Eventually, I arrived before Smithfield Market at St John Bread and Wine and tipped my hat to Anthony Bourdain, who loved that restaurant. Farringdon Station was just there, with its cool, comfy trains, but was I ready to end it here? I was hot and still restless even after two miles, and no closer to exorcising the conversations with the voice in my mind so there was no choice but to keep going.

I knew my next and probably final stop was to be Liverpool Street, the next station where I could pick up the Lizzie Line. First, it was through the wildly painted wrought-iron traces of Smithfield Market, which never stops smelling of fish and rotting meat even when closed like it was then, and much worse in the midday sun. All lined up inside the market were six red phone boxes, all dead and wishing for tourists. I wanted to veer off down the medieval street called Cloth Fair, but there was a sandwich board pronouncing that St Bartholomew the Great was open: London’s oldest parish church, founded 1123.

Why hadn’t I ever been in here before, and why had I never seen it open? A strange day where no one was about and here was an open church. In I went trying not to interrupt the conversations of a group of deaf visitors to see a golden sculpture of a man’s form with all his muscles exposed, next to which a sign told me it was a work of art called “Exquisite Pain” by the great Damien Hirst. It was painful to look at, and the exposed muscles and tendons made me think of my own which were starting to ache a little from heat and movement.

St Bartholomew has other wonders including some of its original medieval wall and floor tiles tucked in a corner, as well as the Lady Chapel at the back where Benjamin Franklin studied and wrote. I didn’t know that.

After the cool rest of St Bartholomew, the air outside was truly stifling and my body had had it, but couldn’t bring myself to turn back for Farringdon and so carried on up alongside the behemoth Barbican, past a strange corner next to a parking garage entrance where a green sign marked the ‘probable spot’ where John Wesley ‘felt his heart strangely warmed’ and today it seems like a truly improbable place for the start of Methodism.

By now I was at London Wall and stopped for a moment to admire the remains of the old wall which are so unlikely and hidden away under glass towers and it seems preposterous that once this was the great barrier that marked where London was and everything else wasn’t.

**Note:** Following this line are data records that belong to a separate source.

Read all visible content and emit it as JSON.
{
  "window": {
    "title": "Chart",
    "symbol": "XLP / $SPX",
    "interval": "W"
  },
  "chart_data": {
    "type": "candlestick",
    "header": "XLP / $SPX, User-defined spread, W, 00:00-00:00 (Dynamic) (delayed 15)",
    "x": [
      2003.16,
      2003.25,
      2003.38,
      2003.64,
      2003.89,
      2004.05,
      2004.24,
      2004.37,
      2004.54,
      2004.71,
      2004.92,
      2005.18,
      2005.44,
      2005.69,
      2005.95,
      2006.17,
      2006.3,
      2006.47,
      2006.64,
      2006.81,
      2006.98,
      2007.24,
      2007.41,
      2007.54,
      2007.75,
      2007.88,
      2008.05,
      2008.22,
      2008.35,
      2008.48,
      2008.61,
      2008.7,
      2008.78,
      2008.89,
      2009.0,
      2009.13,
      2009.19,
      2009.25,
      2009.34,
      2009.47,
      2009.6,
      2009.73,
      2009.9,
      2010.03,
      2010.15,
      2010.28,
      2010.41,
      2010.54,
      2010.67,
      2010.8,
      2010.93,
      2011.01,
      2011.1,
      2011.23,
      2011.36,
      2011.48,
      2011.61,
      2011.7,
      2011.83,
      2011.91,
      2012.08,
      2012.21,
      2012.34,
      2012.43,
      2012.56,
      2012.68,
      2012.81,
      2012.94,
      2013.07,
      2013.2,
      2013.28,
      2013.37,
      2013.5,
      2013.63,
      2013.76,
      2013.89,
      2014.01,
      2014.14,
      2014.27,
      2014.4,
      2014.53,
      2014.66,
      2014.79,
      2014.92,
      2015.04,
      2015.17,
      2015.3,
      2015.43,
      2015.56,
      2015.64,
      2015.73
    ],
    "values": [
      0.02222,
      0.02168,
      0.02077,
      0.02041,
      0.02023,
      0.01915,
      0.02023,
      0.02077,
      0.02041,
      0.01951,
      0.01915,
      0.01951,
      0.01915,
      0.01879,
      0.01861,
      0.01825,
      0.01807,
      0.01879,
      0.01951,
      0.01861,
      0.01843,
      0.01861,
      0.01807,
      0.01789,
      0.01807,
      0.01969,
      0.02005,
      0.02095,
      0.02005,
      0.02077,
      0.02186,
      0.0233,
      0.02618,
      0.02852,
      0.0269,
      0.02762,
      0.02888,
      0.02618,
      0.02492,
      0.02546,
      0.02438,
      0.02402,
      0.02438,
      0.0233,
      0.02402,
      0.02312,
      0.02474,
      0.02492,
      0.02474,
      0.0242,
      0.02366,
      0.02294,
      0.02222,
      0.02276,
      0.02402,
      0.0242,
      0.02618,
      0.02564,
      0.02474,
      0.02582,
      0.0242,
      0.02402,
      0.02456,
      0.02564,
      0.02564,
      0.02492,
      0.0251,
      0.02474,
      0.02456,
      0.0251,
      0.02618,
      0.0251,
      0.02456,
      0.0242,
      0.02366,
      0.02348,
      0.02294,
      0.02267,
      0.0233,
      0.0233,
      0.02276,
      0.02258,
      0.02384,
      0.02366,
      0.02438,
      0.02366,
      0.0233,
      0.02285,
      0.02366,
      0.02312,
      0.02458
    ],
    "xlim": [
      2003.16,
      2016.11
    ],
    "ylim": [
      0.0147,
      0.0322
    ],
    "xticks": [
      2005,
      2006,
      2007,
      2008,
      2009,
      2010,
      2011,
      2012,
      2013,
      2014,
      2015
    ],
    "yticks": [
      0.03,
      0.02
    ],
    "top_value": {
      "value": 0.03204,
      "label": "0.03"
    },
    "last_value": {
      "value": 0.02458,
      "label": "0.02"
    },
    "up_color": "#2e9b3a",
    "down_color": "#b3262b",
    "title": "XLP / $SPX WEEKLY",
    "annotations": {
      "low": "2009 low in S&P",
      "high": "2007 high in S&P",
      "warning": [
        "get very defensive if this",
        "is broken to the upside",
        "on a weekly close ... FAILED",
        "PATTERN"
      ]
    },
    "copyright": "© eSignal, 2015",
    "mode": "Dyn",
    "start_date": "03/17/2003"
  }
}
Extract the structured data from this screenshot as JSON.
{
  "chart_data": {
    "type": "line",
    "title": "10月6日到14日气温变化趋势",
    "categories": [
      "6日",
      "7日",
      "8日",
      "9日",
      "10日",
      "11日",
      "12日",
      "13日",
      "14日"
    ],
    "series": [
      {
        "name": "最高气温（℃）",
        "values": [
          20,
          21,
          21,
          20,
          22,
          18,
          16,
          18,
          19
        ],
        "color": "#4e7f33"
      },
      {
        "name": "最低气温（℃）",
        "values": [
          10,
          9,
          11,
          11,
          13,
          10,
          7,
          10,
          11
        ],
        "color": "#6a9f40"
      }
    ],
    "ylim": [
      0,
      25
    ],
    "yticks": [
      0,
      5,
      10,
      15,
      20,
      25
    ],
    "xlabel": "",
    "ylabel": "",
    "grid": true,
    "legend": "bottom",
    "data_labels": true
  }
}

The last mile was hot and tough. Moorgate is ugly and busy, and I skirted up through Finsbury Circus which smelt of piss and had clearly been used as a public toilet for people who’d wished they’d gotten tickets to Glasto but instead ended up day drinking into a sunburn at a Greene King chain pub outside Liverpool Street station.

And here I popped out perfectly at the station parade, where the purple marquee announced the brand-new entrance into the Elizabeth Line. I didn’t stop and think about what I’d done or if it meant anything. Some days just need to be walked off.

I took the escalator down anticipating the cool air on my damp brow and kept an eye on my heart rate. It was at 111 again.

One response to “North London drift”

  1. Thank you so much for this wonderful tour of londen!!!!!!